With that being the case, if a company cannot raise equity in the market, or raising equity comes at a high price, companies may ask themselves: why remain listed?

Part of the value trade-off of being listed is the additional costs embedded in maintaining a listing on a securities exchange, such as the cost of listing, advisory and non-executive directors’ fees, etc. Listed entities must also factor in the wasted opportunity cost of compliance – management will be required to spend a considerable amount of time away from running the company’s business to adhere to a demanding regulatory and reporting environment. The regulatory overlay imposed by the securities exchange also creates an additional compliance layer which may impede the company’s ability to nimbly pursue transactions and other opportunities. In addition, the company may wish to rather direct its administrative spending towards investments.

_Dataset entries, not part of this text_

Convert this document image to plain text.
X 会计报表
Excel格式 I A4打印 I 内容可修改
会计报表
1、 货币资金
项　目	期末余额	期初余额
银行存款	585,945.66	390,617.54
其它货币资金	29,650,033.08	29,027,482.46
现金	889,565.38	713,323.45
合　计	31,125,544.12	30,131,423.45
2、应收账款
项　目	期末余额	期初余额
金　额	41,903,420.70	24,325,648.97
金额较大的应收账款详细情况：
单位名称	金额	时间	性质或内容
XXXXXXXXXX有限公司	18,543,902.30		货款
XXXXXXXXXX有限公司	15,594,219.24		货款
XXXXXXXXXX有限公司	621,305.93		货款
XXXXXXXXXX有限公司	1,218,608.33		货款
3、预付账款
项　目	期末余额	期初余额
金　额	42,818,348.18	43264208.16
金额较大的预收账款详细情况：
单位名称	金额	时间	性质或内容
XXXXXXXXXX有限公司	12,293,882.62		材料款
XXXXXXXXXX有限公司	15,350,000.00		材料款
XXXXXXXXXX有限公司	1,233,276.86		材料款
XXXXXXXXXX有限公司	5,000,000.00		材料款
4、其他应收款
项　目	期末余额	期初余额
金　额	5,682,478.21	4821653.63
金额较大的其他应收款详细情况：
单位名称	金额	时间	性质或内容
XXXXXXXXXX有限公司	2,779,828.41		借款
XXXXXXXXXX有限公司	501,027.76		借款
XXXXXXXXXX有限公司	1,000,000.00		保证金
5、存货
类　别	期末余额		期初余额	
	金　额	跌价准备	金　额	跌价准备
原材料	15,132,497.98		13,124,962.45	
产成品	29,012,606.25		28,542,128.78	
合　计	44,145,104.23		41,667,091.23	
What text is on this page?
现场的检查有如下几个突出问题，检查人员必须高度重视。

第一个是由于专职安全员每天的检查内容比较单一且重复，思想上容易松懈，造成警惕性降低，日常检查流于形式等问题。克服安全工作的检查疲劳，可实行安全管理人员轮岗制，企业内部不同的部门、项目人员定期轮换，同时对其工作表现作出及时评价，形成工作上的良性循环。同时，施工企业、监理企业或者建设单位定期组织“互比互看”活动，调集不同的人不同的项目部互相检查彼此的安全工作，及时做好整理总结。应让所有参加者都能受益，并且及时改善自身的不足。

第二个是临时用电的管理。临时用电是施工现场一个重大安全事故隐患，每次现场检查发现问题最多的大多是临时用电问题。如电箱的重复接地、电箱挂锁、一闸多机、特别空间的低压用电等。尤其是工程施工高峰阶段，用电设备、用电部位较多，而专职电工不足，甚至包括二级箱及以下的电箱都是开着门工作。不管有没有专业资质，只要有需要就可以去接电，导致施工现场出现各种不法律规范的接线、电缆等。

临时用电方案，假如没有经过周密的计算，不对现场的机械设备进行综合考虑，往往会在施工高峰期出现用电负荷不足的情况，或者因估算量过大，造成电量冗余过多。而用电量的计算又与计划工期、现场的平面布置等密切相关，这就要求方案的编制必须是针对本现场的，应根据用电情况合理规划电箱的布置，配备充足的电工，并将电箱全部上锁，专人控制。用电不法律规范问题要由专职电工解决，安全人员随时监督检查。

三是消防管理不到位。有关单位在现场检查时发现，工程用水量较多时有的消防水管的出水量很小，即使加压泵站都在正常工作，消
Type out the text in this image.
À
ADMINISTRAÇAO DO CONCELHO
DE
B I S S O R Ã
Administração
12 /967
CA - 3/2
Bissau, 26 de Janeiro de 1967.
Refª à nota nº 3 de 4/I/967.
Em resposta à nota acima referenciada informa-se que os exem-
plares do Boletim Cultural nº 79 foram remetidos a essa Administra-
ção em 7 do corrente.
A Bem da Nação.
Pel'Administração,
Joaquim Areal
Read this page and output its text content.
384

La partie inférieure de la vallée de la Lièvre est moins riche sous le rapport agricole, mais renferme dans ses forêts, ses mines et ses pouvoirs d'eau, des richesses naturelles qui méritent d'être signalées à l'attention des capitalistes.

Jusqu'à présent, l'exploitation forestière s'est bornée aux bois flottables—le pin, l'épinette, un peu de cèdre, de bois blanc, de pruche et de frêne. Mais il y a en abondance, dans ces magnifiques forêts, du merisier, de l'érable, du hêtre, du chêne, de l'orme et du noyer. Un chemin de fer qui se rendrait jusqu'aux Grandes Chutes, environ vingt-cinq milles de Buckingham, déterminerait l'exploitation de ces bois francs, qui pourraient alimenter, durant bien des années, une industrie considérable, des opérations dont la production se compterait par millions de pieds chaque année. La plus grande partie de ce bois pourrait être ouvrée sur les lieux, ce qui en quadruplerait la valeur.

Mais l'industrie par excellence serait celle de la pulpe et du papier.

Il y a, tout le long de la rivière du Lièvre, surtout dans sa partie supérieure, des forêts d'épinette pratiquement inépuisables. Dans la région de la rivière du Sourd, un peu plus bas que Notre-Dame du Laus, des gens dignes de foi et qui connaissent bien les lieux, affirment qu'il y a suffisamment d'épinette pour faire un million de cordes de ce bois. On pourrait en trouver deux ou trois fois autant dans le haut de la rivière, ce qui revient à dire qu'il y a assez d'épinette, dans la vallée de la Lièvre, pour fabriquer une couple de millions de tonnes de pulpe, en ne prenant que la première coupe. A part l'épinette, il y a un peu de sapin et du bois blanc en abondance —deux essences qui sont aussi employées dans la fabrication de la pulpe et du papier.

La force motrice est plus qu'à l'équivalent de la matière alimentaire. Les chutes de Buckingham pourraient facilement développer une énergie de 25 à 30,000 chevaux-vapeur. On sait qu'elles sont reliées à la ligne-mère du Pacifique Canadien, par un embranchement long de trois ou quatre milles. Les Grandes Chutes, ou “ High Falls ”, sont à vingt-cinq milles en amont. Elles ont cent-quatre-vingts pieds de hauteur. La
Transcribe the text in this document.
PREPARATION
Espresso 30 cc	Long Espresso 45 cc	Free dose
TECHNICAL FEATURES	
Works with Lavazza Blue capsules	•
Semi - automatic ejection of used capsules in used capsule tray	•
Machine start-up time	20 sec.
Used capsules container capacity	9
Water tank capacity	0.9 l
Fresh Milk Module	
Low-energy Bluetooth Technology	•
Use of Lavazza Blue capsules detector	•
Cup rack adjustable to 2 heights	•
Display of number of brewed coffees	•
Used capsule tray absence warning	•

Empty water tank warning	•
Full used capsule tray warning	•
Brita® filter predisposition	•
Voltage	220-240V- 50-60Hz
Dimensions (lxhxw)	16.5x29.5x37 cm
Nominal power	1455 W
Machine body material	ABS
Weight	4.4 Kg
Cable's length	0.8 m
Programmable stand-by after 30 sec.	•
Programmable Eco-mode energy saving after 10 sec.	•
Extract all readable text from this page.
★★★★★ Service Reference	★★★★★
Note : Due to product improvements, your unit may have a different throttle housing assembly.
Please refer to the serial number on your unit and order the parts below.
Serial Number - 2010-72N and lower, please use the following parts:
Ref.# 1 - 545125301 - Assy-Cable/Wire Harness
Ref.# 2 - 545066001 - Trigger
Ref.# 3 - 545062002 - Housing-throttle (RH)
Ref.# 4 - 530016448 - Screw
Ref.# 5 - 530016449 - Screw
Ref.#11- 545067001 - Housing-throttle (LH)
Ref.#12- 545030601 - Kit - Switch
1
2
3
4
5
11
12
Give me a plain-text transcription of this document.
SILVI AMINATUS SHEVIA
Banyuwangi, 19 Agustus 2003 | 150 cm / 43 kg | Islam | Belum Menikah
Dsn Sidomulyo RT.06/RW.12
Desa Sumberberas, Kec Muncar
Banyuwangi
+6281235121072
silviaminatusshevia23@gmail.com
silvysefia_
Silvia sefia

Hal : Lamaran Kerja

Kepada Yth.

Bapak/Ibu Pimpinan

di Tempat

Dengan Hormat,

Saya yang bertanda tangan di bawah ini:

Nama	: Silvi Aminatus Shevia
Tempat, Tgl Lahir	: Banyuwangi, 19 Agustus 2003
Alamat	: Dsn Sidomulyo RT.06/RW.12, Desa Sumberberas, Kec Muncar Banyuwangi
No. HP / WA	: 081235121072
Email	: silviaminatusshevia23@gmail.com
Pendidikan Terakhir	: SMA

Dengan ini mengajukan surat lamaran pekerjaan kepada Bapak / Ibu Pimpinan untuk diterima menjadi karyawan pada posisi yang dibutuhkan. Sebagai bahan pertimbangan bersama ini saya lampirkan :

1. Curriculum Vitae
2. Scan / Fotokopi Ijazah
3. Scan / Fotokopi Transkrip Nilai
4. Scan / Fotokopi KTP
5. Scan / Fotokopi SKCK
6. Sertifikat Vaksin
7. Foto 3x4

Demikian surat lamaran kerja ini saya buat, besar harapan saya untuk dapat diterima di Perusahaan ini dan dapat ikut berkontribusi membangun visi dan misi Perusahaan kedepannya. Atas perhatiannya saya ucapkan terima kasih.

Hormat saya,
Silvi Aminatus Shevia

In light of these costs, delisting may for some companies free-up much needed capital and resources as well as enable companies to respond to market conditions or pursue opportunities with less regulatory compliance burdens. For those companies, the benefits of delisting may outweigh the net benefits of being listed.

From a foreign investment point of view, the source of offshore capital will often determine an investor’s view of delisting. While institutional money, such as unit trusts and pension funds, may want to exit (or be required to exit in terms of its investment mandate) when a company goes private, sources coming from private equity, development financiers and traders may want to jump at taking companies private.

Sasfin’s rationale for its proposed delisting included furthering its strategic action in an unlisted environment, eliminating ongoing costs associated with being listed, and supporting the growth of Sasfin Wealth with material commitments by Sasfin Holdings’ two largest shareholders and the management of Sasfin Wealth.

It comes as no surprise that Sasfin has said that delisting is an optimal strategy as it currently has a limited free float. As an unlisted company, Sasfin will be able to execute on its strategic reset, which will include further strategic actions.

An entity looking to adapt to changing market conditions, escape a rigid regulatory environment and reduce the high costs of being listed ought to at least consider a delisting as part of its business turnaround strategy, because it can be value constructive.